25. The composition of claim 21, the composition further comprising:

an aqueous or saline solution;

compounds taken from a group of: a) trehalase alone, b) trehalase in combination with other saccharidases, c) proteolytic enzymes, d) fibrinolytic enzymes, e) lipolytic enzymes, and f) antimicrobials,

wherein the composition is adapted to treat chronic bacterial prostatitis using a catheter to deliver the composition and amounts of compounds in the composition is sufficient to be efficacious and the compounds are administered in a manner that avoids exposure of the trehalase and the saccharidases to the proteolytic enzymes.

26. The composition of claim 21, the composition further comprising:

digestive enzymes combined with compounds taken from a group consisting of: a) trehalase alone and b) trehalase with other saccharidases,

wherein the composition is adapted to treat upper gastrointestinal tract biofilm-based infections.

27. The composition of claim 21, the composition further comprising:

compounds taken from a group consisting of: a) trehalase alone in aqueous or saline solution and b) trehalase in combination with other saccharidases in aqueous or saline solution, c) proteolytic enzymes in aqueous or saline solution, d) fibrinolytic enzymes in aqueous or saline solution, e) lipolytic enzymes in aqueous or saline solution, f) antibiotics specific to infectious agents present in aqueous or saline solution, g) polymicrobial antibiotics in aqueous or saline solution, and h) other antimicrobials in aqueous or saline solution, administered locally as a colonic irrigation,

wherein the composition is adapted to treat gastrointestinal tract biofilm-based infections and amounts of compounds in the composition is sufficient to be efficacious and the compounds are administered in a manner that avoids exposure of the trehalase and the saccharidases to the proteolytic enzymes.

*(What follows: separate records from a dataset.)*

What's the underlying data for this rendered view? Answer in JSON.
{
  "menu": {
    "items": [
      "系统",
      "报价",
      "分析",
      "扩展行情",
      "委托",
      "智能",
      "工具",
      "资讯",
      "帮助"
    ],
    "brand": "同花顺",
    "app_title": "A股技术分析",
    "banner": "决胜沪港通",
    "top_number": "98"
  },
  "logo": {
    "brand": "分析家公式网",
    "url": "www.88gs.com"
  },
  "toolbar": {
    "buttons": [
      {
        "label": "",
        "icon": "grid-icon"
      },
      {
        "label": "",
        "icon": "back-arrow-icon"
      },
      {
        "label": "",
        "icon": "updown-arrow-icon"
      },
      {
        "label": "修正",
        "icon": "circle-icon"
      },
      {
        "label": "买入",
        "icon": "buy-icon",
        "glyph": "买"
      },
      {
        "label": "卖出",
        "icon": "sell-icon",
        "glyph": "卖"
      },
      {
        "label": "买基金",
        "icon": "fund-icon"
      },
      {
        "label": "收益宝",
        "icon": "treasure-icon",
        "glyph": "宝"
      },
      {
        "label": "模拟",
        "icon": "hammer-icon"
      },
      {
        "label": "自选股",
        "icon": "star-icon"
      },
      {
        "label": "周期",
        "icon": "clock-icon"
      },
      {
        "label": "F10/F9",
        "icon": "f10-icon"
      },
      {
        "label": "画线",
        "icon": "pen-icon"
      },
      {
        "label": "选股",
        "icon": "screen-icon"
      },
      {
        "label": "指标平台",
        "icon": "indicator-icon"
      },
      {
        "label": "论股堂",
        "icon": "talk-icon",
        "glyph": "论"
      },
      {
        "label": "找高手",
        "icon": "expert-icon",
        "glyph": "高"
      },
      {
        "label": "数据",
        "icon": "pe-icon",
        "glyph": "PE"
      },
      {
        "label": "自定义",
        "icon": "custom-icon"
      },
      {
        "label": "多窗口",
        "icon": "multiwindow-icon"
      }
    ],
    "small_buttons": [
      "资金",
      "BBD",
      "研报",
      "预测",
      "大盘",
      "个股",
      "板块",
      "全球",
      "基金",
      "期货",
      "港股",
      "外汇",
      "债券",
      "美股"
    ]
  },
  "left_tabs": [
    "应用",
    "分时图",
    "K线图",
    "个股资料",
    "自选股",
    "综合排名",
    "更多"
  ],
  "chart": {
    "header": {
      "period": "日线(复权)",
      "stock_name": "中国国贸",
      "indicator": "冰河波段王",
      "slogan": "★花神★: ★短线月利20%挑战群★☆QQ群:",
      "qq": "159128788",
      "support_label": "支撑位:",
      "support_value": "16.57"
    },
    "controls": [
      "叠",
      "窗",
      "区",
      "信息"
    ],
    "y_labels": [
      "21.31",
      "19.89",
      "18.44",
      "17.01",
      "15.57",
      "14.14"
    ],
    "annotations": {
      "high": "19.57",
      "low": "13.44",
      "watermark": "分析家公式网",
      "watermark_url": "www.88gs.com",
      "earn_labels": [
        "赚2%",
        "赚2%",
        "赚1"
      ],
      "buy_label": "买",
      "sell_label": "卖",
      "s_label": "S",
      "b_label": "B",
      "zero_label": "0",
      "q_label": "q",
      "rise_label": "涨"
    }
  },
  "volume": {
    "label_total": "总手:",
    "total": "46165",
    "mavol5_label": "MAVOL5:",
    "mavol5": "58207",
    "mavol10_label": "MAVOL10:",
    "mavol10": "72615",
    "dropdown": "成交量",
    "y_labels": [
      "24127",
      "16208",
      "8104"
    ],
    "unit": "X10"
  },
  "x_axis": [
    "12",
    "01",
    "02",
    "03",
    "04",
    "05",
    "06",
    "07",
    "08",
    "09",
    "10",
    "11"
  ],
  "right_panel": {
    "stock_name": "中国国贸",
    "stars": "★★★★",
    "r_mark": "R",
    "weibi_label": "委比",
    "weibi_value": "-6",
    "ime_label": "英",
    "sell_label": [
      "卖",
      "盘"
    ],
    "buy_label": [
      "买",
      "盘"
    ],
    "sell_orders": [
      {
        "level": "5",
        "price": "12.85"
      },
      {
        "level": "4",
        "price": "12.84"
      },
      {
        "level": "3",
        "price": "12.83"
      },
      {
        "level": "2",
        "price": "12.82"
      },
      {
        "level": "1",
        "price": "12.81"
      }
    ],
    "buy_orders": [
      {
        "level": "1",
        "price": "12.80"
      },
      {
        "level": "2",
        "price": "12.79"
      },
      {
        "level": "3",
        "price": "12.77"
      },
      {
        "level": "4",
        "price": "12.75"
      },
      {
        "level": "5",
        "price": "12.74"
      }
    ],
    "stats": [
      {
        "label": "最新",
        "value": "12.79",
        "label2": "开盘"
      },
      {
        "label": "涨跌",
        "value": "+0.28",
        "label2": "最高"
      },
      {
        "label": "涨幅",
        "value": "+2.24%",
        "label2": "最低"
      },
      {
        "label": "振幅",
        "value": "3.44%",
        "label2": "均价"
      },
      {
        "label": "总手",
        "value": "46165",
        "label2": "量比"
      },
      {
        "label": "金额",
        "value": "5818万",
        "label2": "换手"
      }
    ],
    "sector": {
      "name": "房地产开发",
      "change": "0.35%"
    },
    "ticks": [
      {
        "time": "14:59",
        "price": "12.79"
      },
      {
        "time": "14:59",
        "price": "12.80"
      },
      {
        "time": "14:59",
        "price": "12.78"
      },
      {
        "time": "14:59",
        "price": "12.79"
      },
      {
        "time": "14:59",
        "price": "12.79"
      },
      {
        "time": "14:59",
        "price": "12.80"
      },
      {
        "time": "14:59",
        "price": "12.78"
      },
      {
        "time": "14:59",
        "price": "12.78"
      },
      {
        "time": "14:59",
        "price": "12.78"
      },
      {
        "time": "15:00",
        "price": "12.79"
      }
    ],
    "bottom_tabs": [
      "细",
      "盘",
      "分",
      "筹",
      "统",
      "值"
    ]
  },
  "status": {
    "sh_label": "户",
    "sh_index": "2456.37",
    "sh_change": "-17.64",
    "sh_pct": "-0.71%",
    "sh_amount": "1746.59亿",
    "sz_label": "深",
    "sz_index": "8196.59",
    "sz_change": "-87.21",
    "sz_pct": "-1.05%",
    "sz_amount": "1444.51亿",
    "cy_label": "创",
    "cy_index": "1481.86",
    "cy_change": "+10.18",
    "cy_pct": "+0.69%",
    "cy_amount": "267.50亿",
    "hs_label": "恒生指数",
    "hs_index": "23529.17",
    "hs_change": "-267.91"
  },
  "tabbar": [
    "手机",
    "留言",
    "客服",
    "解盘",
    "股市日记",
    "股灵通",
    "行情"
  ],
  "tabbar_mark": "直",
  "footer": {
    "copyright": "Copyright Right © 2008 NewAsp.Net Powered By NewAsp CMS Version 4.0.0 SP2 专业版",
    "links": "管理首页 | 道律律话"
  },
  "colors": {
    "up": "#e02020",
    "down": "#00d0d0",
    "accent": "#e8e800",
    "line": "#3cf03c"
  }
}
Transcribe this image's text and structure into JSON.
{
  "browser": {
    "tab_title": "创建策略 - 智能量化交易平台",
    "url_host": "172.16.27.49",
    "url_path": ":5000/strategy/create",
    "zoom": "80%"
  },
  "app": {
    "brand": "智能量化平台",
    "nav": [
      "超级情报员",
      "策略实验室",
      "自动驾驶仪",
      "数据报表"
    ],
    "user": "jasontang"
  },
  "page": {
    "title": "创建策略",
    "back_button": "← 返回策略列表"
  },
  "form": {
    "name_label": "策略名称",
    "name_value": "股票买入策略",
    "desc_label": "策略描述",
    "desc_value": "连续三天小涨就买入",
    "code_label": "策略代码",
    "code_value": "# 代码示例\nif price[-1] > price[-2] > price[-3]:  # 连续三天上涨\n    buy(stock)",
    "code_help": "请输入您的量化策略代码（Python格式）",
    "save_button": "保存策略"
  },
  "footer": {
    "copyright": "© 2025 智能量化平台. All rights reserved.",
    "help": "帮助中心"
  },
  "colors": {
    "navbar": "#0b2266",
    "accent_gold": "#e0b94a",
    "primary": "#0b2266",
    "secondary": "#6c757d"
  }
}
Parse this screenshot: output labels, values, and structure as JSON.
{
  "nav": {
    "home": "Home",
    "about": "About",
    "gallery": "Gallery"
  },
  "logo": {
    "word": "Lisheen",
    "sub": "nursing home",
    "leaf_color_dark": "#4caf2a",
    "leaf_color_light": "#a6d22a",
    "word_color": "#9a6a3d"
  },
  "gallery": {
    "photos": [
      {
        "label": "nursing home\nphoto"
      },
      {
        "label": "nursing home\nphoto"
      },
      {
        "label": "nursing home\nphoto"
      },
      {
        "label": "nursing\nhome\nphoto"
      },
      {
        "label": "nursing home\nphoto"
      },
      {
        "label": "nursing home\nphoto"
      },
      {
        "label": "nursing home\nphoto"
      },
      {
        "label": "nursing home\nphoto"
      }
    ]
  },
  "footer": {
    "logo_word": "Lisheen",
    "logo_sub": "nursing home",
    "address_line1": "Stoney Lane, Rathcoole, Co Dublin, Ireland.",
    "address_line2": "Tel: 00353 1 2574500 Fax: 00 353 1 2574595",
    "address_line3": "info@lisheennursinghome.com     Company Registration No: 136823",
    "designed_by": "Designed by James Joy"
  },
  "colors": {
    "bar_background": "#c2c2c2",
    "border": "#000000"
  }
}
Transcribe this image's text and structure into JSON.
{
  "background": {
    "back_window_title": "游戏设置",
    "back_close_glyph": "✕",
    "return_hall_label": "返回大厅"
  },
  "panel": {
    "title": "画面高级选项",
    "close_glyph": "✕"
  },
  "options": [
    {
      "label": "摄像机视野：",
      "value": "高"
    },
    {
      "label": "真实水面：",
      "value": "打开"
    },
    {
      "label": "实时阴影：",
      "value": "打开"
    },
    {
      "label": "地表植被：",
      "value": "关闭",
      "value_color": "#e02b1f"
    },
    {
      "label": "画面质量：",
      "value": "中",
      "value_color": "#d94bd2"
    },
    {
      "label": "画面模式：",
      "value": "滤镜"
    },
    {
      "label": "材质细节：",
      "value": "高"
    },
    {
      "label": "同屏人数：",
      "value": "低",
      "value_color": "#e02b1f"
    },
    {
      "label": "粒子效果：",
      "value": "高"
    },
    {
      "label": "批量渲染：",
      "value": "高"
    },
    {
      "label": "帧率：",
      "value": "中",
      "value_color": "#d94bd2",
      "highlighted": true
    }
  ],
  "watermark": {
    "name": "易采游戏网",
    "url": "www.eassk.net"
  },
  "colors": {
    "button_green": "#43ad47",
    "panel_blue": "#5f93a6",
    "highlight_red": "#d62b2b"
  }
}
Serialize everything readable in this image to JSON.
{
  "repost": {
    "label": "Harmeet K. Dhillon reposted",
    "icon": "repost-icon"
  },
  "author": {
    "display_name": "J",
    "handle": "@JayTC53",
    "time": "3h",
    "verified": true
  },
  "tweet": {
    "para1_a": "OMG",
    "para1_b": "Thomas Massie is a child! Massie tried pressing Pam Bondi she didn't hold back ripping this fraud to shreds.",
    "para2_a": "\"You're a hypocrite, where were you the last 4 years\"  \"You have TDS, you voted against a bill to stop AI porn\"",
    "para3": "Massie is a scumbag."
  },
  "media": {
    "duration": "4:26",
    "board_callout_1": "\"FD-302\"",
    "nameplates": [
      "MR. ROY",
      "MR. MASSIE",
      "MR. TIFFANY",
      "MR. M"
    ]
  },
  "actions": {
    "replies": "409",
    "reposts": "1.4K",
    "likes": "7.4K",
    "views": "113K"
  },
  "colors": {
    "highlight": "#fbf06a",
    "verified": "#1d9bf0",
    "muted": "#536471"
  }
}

28. The composition of claim 21, the composition further comprising:

compounds taken from the group consisting of: a) trehalase alone, b) trehalase in combination with other saccharidases, c) proteolytic enzymes, d) fibrinolytic enzymes, e) lipolytic enzymes, and f) antimicrobials,

wherein the composition is adapted to treat native valve endocarditis, infectious endocarditis, and line sepsis, and amounts of compounds in the composition is sufficient to be efficacious and the compounds are administered in a manner that avoids exposure of the trehalase and the saccharidases to the proteolytic enzymes.

29. The composition of claim 21, the composition further comprising:

compounds taken from the group consisting of: a) trehalase, b) trehalase in combination with other saccharidases, c) proteolytic enzymes, d) fibrinolytic enzymes, e) lipolytic enzymes, and f) antimicrobials,

wherein the composition is adapted to treat periodontal infections, and amounts of compounds in the composition is sufficient to be efficacious and the compounds are administered in a manner that avoids exposure of the trehalase and the saccharidases to the proteolytic enzymes.

30. A composition to prevent and treat biofilm based infections, the composition comprising:

compounds taken from a group of a) trehalase and b) trehalase combined with other saccharidases,

wherein the composition is adapted to treat oral biofilm-based infections, and amounts of compounds in the composition is sufficient to be efficacious.